La complexité, au fur et à mesure de l’adaptation aux technologies, n’estelle pas de nature à décourager les collaborateurs ?

Ce sont certaines fonctions qui prêtent à confusion qui sèment l’incompréhension entre collaborateurs. Dès son arrivée dans l’entreprise, l’auditeur est par exemple, confondu avec le contrôleur de gestion et vice-versa et dans ce cas, la méfiance s’installe chez ceux qui se préparent à subir les contrôles. Le peu de contrôleurs de gestion sur le marché de l’emploi justifie l’absence de contrôle de gestion dans les entreprises. Or, l’excès comme le défaut de contrôle de gestion nuit à l’entreprise. Étant responsable de l’Executive Management à l’Université Paris-Dauphine, je suis témoin de l’affluence des étudiants français vers des domaines comme les arts, l’histoire et la philosophie. Il y a un désintérêt pour des études approfondies en contrôle de gestion en raison du manque de connaissance du métier qui attend après le parcours.

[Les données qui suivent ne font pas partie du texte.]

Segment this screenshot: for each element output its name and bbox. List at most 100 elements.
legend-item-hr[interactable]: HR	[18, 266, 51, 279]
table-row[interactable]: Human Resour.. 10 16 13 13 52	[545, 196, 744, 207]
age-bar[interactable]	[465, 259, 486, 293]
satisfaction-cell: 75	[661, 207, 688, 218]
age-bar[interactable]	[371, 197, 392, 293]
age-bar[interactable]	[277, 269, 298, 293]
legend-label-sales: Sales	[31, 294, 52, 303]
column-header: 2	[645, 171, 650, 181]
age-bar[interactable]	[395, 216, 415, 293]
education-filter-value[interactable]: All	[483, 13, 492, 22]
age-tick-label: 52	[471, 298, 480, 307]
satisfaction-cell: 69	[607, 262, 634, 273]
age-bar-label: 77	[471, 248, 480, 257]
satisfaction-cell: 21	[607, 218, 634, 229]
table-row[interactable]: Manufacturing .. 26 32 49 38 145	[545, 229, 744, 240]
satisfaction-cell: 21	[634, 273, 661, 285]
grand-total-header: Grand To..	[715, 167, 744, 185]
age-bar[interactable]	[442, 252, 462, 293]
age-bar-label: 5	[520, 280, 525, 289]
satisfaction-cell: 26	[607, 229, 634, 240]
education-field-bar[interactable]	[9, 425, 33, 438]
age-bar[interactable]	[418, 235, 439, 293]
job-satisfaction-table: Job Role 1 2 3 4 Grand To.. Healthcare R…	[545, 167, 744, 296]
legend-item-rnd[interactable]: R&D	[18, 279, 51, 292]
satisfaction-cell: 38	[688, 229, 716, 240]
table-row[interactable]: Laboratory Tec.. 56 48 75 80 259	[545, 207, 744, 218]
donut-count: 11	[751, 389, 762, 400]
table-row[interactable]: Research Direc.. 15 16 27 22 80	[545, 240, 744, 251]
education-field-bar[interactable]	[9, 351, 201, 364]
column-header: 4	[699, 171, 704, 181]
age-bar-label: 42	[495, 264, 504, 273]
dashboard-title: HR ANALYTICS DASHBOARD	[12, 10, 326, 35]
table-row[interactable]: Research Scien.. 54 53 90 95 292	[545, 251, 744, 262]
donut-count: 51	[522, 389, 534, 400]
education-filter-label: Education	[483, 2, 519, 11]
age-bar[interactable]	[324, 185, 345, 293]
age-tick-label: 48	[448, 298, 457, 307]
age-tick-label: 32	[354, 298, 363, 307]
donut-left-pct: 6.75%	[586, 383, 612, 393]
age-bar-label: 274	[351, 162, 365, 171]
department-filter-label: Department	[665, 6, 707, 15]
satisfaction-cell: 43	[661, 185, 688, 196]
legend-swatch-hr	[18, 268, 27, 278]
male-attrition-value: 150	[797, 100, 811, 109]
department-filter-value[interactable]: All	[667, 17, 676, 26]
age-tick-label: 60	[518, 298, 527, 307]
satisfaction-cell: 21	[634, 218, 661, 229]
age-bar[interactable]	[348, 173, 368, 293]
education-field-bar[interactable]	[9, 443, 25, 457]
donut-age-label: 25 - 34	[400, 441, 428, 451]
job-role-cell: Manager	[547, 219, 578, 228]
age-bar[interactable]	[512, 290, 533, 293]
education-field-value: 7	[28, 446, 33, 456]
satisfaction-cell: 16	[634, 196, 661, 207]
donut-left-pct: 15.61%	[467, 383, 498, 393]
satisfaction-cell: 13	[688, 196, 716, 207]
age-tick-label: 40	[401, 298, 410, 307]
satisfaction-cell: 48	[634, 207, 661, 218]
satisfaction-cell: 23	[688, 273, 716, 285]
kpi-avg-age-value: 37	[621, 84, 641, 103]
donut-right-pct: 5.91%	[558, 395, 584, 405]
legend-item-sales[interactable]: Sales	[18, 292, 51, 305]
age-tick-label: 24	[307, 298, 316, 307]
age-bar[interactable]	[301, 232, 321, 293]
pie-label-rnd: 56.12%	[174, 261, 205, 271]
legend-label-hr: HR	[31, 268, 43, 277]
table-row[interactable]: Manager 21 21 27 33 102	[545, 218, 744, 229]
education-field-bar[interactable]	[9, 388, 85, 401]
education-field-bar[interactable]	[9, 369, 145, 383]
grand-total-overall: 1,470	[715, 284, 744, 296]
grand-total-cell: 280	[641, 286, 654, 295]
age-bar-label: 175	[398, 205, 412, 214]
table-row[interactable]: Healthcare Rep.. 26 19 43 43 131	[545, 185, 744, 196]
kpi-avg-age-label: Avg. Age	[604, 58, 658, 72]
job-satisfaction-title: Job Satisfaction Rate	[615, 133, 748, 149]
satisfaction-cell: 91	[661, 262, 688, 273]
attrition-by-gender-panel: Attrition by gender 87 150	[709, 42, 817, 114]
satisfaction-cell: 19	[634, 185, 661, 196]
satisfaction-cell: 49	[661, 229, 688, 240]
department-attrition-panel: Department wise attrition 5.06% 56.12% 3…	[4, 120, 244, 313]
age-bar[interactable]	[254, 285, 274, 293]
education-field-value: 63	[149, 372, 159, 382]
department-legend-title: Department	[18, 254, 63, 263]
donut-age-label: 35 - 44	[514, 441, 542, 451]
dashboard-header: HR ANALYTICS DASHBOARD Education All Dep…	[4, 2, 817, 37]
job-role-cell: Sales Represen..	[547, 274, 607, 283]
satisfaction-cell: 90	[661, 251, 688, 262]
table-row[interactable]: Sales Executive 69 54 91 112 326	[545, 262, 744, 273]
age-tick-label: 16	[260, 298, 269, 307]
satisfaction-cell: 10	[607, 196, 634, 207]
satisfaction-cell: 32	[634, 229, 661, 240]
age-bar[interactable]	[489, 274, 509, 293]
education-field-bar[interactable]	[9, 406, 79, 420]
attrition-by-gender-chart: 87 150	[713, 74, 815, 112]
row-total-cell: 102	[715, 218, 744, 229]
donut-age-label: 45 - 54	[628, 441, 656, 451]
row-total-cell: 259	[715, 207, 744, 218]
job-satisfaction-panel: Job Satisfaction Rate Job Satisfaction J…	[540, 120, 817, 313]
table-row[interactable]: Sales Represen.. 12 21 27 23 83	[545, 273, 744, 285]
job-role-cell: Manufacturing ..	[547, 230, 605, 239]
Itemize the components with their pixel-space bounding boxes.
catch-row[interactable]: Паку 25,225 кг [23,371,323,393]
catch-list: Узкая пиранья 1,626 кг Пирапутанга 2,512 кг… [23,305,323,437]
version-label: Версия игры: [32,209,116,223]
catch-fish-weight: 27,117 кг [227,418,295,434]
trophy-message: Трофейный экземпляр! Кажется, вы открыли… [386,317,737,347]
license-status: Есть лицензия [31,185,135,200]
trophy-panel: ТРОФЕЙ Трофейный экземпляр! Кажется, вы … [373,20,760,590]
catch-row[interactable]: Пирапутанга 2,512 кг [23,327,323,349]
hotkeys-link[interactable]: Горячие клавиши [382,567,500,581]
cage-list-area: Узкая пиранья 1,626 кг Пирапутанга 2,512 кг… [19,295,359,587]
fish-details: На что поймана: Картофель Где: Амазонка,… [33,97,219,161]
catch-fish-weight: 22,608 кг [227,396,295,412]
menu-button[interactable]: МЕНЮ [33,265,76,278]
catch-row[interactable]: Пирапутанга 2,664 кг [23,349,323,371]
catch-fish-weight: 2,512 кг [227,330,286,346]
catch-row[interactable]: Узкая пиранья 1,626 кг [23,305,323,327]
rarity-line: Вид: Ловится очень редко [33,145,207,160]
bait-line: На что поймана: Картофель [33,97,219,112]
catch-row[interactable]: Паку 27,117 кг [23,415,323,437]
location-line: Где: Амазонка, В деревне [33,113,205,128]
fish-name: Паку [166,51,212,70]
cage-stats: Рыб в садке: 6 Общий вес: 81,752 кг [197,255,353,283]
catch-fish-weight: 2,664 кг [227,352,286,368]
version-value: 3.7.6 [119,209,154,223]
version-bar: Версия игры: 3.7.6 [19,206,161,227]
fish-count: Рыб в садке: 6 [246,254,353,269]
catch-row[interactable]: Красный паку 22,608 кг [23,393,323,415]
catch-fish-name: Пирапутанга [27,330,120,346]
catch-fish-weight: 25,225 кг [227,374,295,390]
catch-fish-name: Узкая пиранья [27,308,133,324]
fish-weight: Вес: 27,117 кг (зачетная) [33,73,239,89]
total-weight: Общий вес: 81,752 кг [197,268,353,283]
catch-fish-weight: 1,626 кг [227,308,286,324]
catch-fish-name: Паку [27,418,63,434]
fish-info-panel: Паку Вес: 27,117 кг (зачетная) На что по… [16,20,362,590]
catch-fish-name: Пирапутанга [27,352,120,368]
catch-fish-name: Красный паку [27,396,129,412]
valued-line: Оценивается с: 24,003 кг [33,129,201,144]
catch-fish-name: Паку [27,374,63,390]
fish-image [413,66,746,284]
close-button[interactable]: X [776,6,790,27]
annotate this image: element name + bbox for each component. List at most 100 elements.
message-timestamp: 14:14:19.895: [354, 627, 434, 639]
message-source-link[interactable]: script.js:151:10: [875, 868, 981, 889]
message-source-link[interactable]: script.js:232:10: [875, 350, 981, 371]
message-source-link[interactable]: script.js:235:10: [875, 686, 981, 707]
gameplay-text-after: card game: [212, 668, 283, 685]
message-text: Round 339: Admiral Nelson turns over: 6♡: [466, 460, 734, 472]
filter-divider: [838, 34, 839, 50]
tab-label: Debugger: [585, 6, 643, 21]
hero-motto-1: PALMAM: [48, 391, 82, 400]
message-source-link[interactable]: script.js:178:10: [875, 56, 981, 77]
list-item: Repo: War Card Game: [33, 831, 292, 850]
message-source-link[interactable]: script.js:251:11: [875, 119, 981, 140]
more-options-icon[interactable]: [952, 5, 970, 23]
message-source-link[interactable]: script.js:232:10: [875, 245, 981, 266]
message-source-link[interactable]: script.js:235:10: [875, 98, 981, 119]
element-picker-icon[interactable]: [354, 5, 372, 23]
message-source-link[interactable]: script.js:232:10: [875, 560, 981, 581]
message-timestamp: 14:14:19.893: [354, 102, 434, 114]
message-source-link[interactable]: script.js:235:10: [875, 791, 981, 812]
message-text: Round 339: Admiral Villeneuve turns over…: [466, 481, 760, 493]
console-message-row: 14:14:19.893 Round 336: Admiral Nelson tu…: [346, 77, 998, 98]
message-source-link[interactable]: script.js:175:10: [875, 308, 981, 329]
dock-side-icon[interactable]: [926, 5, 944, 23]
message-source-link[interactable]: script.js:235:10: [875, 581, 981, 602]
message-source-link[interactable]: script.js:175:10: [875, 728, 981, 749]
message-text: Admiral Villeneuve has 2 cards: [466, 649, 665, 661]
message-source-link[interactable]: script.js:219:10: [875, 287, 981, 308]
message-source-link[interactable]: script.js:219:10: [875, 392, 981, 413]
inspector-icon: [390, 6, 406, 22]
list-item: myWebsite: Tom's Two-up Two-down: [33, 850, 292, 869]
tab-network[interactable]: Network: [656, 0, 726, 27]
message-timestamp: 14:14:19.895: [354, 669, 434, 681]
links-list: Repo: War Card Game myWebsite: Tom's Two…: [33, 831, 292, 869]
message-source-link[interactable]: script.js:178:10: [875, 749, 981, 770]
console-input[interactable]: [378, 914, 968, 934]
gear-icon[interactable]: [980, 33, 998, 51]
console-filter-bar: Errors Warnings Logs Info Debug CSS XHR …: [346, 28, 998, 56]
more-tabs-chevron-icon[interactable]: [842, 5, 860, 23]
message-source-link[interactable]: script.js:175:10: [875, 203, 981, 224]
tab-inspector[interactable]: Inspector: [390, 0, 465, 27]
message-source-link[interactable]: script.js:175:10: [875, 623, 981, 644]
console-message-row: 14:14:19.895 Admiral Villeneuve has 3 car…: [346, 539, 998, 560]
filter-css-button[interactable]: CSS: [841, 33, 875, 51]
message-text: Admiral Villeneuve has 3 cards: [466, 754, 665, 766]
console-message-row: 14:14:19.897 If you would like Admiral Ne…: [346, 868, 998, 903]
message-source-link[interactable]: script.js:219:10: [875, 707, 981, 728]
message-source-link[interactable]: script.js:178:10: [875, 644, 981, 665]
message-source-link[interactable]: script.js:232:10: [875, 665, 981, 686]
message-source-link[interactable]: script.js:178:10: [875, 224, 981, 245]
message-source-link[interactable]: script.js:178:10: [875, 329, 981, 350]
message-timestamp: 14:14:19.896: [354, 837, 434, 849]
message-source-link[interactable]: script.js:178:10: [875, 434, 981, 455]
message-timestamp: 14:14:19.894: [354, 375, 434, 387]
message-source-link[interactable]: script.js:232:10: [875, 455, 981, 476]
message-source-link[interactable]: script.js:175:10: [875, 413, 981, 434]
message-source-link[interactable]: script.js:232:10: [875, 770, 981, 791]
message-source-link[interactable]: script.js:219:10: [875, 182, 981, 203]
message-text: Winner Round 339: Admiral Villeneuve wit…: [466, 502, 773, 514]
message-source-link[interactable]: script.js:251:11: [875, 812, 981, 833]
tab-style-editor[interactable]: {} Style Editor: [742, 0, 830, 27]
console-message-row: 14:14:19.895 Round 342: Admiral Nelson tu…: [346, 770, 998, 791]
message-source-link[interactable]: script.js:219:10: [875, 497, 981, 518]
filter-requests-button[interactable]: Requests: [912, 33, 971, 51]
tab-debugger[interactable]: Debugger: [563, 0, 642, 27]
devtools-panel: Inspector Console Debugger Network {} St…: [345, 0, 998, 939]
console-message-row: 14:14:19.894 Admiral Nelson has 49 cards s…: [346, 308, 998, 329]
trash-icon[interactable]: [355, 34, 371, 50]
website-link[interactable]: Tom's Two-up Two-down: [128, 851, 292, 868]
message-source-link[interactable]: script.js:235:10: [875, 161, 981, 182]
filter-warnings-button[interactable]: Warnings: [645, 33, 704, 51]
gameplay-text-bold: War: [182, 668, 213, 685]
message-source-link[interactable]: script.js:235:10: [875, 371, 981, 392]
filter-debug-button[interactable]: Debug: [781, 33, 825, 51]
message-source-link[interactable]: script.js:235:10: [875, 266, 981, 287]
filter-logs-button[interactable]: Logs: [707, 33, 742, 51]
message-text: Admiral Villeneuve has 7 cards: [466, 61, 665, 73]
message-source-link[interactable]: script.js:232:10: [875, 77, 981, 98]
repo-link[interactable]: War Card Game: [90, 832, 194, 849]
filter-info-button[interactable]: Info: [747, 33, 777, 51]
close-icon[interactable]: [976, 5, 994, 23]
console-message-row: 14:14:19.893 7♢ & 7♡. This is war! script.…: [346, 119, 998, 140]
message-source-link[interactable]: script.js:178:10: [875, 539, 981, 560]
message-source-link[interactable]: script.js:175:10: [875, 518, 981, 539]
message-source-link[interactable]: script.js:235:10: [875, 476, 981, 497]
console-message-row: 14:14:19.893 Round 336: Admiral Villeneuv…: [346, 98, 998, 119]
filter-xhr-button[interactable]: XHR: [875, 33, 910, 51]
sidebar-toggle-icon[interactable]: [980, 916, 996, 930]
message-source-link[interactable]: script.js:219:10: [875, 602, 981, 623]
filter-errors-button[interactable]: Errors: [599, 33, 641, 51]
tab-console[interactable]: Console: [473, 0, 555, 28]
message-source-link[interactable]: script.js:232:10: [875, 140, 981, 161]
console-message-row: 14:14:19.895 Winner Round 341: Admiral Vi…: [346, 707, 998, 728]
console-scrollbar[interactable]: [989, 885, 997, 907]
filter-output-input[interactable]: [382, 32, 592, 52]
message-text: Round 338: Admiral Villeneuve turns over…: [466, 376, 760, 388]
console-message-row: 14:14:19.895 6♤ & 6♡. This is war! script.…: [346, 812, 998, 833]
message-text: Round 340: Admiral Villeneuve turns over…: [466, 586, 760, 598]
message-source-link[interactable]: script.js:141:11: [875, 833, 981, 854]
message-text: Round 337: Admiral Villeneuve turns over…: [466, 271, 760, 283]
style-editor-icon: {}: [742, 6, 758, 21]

Comment tout cela marche-t-il?

Les entreprises sont pourtant en développement et leur nombre s’accroît partout dans le monde, c’est pourquoi le contrôle de gestion est indispensable pour s’assurer d’une orientation convenable de l’entreprise face au marché. Les managers peuvent faire une économie de difficultés en considérant les contrôleurs de gestion comme des collaborateurs potentiels garants de la stabilité managériale de l’entreprise. Dans certains cas, les relations entre le manager et le contrôleur de gestion se facilitent lorsque le second accède à la qualité de Business Partner. Les collaborateurs ne doivent plus être méfiants, de leur côté, vis-à-vis des auditeurs, étant donné que l’audit porte sur les états financiers et n’est pas du tout une investigation des personnes selon ce que les rumeurs perpétuent.